One of the three winning tickets for last night's drawing were sold at a convenience store. One was at a 7-Eleven in California; another at a food mart in Tennessee; and a third was sold at Publix supermarket in Florida.

"Busiest is not the best, but it certainly was the busiest," said Jeff Lenard, a spokesman for the association, in an interview, adding that he will get a clearer picture of his members' financial performance in the coming days.

Sales of the multi-state lottery have hit about $3.3 billion so far this year, nearly as much as last year's figures, in the wake of unprecedented interest in the game. Members of the Multi-State Lottery Association are expected to split a $1 billion windfall. The jackpot for retailers, however, is more modest.

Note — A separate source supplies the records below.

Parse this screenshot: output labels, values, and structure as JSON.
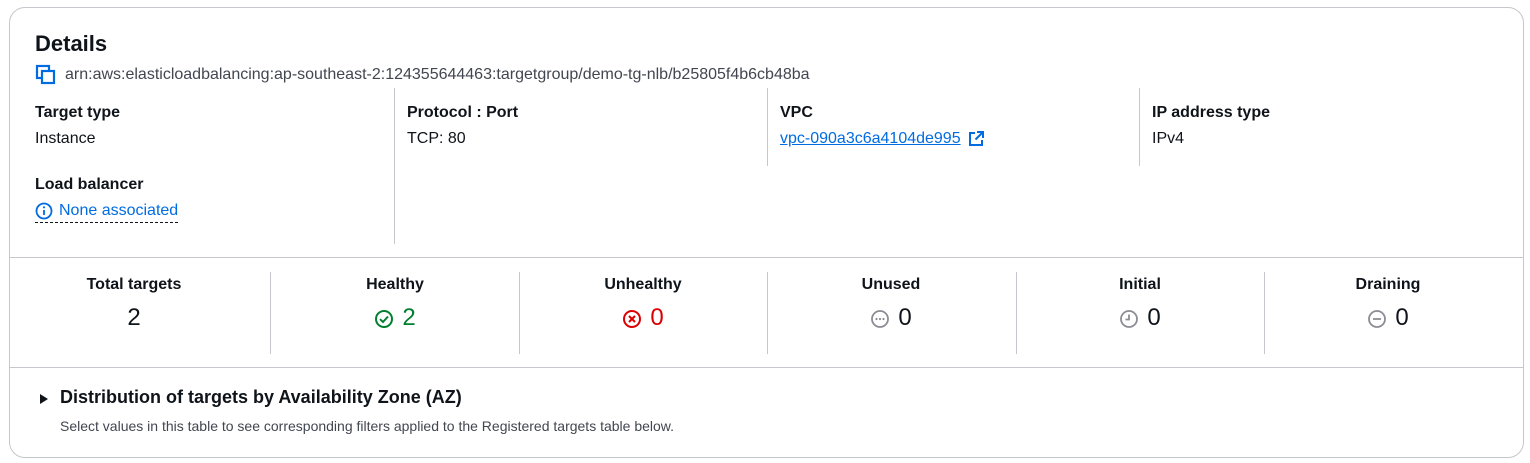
{
  "details": {
    "title": "Details",
    "arn": "arn:aws:elasticloadbalancing:ap-southeast-2:124355644463:targetgroup/demo-tg-nlb/b25805f4b6cb48ba",
    "fields": {
      "target_type": {
        "label": "Target type",
        "value": "Instance"
      },
      "protocol_port": {
        "label": "Protocol : Port",
        "value": "TCP: 80"
      },
      "vpc": {
        "label": "VPC",
        "value": "vpc-090a3c6a4104de995"
      },
      "ip_address_type": {
        "label": "IP address type",
        "value": "IPv4"
      },
      "load_balancer": {
        "label": "Load balancer",
        "value": "None associated"
      }
    }
  },
  "stats": {
    "total": {
      "label": "Total targets",
      "value": "2"
    },
    "healthy": {
      "label": "Healthy",
      "value": "2"
    },
    "unhealthy": {
      "label": "Unhealthy",
      "value": "0"
    },
    "unused": {
      "label": "Unused",
      "value": "0"
    },
    "initial": {
      "label": "Initial",
      "value": "0"
    },
    "draining": {
      "label": "Draining",
      "value": "0"
    }
  },
  "distribution": {
    "title": "Distribution of targets by Availability Zone (AZ)",
    "description": "Select values in this table to see corresponding filters applied to the Registered targets table below."
  },
  "colors": {
    "link": "#006ce0",
    "healthy": "#00802f",
    "unhealthy": "#db0000",
    "neutral": "#8c8c94",
    "border": "#c6c6cd"
  }
}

Inside the Powerball drawing

For every $2 Powerball ticket they sell, stores earn about 10 cents in commission. If they sell winning tickets, they can get anywhere between $10,000 to 1 percent of the prize's value depending on the state where they operate. The California store that sold one of the winning tickets from last night's drawing nabbed a $1 million bonus, while the Tennessee store that also minted a new multi-millionaire will earn $25,000.

Ordinarily, lottery sales help drive traffic to stores, which earn far larger profits from items sold inside their store than they do from gas, where they make about a nickel per gallon, according to NACS. Lottery players also tend to spend more money at convenience stores more than customers that don't play.

The Powerball, though, is a mixed blessing for the country's 152,794 convenience stores, and creates plenty of headaches, according to Lenard.

"What you hear from retailers is that that when these mega-jackpots happen there tends to be a decrease in other in-store sales," Lenard said. "That's because convenience stores sell convenience. If you have difficulty finding a parking spot or you are in a hurry and you don't want to stand in line, you will go somewhere else," to make these purchases.

Indeed, while CST Brands (CST), one of the largest U.S. convenience store chains, experienced some "operational challenges" yesterday, the company said in a statement that "the tremendous traffic generated by the surge in Powerball sales was exciting."

"It is certain to have generated incremental inside store sales allowing us to delight more customers on these historic days," the company said. It declined to be more specific.

When the Powerball hoopla dies down, so will the bump in sales convenience store operators have enjoyed. Moreover, now that jackpots have topped the $1 billion level, the payout will have to be significantly higher for Powerball to attract the same level of interest that it just enjoyed.